Low Expression Levels of MAOA and TPH1 Genes May Represent Risk Factors in Boys With Autism Spectrum Disorder-A Case-Control Study.

Researchers studied blood samples from 30 boys with autism and 30 boys without autism. They found that boys with autism had lower levels of activity in two genes (MAOA and TPH1) that help make serotonin, a brain chemical important for mood and behavior. These lower gene activity levels might be risk factors that contribute to autism development, though they didn't relate to how severe the autism symptoms were.

This case-control study examined gene expression levels of MAOA and TPH1, key enzymes in serotonin metabolism, in 30 boys with autism spectrum disorder (ASD) compared to 30 typically developing controls. Using blood samples and quantitative PCR analysis, researchers found significantly reduced expression of both genes in the ASD group (p=0.017 for MAOA, p<0.001 for TPH1). No correlation was found between gene expression levels and autism severity within the ASD group. This is reportedly the first study to investigate these specific gene expressions in human blood samples for ASD, suggesting that disrupted serotonin pathway regulation through reduced MAOA and TPH1 expression may represent risk factors for ASD development in males.

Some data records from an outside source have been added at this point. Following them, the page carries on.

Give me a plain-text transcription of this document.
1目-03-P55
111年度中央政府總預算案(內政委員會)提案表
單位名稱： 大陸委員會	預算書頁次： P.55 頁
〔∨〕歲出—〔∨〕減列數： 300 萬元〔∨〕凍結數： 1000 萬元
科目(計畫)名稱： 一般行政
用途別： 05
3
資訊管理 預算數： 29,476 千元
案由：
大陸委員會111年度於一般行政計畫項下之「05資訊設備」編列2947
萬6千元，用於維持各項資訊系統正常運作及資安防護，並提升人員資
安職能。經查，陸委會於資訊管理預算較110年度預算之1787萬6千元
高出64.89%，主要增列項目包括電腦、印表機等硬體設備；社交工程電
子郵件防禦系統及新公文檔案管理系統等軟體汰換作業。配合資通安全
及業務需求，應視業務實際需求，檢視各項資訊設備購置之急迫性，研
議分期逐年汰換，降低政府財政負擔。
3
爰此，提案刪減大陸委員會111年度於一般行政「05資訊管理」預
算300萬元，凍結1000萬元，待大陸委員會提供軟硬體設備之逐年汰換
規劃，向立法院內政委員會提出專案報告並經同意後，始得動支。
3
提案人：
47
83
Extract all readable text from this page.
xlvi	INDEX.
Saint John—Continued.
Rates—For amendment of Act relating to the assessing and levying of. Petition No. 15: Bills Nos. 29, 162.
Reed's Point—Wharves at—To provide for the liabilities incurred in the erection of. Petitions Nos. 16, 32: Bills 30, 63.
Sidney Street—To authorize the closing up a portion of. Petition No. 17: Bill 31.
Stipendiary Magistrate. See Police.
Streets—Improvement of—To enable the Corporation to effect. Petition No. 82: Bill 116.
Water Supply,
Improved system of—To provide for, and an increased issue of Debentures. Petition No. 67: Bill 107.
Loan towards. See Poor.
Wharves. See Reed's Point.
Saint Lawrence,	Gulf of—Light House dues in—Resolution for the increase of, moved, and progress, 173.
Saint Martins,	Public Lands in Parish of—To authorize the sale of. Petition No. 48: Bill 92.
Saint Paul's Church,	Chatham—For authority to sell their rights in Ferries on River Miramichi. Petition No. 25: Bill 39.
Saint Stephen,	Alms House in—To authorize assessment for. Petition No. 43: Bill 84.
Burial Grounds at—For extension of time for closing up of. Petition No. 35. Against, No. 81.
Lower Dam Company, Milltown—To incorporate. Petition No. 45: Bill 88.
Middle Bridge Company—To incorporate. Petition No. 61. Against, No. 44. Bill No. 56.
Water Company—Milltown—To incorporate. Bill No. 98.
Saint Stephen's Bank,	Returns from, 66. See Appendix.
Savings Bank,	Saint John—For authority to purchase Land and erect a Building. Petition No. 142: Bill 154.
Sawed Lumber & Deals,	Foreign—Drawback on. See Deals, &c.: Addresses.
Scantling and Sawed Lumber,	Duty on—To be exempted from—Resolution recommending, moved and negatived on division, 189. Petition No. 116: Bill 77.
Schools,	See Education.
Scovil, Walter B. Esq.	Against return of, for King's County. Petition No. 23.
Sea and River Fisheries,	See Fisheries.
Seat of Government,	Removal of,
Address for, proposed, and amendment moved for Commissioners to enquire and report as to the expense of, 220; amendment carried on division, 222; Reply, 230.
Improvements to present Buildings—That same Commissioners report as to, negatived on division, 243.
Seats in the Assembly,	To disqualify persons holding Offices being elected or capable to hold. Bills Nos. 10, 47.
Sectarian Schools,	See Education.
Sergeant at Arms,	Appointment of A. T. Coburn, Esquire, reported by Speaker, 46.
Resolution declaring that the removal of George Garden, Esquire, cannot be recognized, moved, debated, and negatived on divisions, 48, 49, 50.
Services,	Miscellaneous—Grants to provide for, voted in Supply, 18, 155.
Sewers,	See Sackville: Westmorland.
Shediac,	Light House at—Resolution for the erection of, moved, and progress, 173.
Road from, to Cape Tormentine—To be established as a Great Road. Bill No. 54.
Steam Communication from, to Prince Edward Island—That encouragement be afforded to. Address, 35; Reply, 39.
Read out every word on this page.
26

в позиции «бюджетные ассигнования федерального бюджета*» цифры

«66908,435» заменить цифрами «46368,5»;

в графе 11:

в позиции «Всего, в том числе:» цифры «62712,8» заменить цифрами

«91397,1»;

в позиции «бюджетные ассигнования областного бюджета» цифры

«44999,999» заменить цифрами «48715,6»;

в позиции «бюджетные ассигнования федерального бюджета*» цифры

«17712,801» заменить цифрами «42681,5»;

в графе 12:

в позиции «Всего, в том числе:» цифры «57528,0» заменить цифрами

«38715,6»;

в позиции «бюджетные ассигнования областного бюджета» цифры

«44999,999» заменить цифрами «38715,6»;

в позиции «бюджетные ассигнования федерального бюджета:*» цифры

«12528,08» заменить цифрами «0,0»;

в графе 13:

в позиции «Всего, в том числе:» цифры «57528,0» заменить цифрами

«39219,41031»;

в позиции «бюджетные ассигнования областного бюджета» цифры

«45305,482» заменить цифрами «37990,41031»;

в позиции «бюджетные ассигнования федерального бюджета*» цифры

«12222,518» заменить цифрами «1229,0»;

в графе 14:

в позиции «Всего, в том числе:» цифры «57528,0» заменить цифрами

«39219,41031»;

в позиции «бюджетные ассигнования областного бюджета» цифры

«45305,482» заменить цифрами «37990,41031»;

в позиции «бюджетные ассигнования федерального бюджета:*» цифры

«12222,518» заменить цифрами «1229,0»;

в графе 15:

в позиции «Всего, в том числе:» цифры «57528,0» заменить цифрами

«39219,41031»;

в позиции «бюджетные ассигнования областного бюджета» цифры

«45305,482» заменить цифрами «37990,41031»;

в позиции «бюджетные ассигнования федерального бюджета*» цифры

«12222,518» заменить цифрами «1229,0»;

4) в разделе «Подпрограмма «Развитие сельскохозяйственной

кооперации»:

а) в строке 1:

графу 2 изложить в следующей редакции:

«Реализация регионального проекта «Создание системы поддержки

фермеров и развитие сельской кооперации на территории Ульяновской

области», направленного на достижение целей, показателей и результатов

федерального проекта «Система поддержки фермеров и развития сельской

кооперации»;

Findings suggest serotonin pathway dysregulation may contribute to ASD risk in males. However, the clinical utility requires validation in larger, diverse populations. Results may inform future biomarker research and potential therapeutic targets involving serotonin metabolism, though direct clinical applications are premature.

Small sample size (30 per group), male-only population limits generalizability, case-control design cannot establish causation, single-center study, and no information provided about potential confounding variables or participant matching criteria.

It has been reported that disruptions in the metabolic pathways of tryptophan, the precursor of the neurotransmitter serotonin, may contribute to the development of autism spectrum disorder (ASD); however, further research is needed. Therefore, this study aims to assess the gene expression levels of two key enzymes involved in tryptophan metabolism, monoamine oxidase A (MAOA) and tryptophan hydroxylase-1 (TPH1), in male children diagnosed with ASD, and to explore their relationship with autism severity. For this purpose, 30 male children diagnosed with ASD according to the DSM-5 diagnostic criteria, who presented to the Institutional Child and Adolescent Psychiatry outpatient clinic, and 30 male children who presented to the same clinic with no psychiatric disorders detected were recruited as the control group. The subjects were administered the Childhood Autism Rating Scale.

The expressions of MAOA and TPH1 genes were determined using Quantitative Real-Time PCR. The expression levels of MAOA and TPH1 genes were significantly reduced in the patient group compared to the control group (p = 0.017 and 0.000, respectively). No statistically significant results were obtained between autism severity and the expression levels of these genes within the patient group (p > 0.05). This study is the first to investigate and establish a correlation between the expression levels of the MAOA and TPH1 genes and ASD using human blood samples.

Low MAOA and TPH1 gene expression levels, may contribute to serotonergic dysregulation potentially acting as risk factors involved in ASD.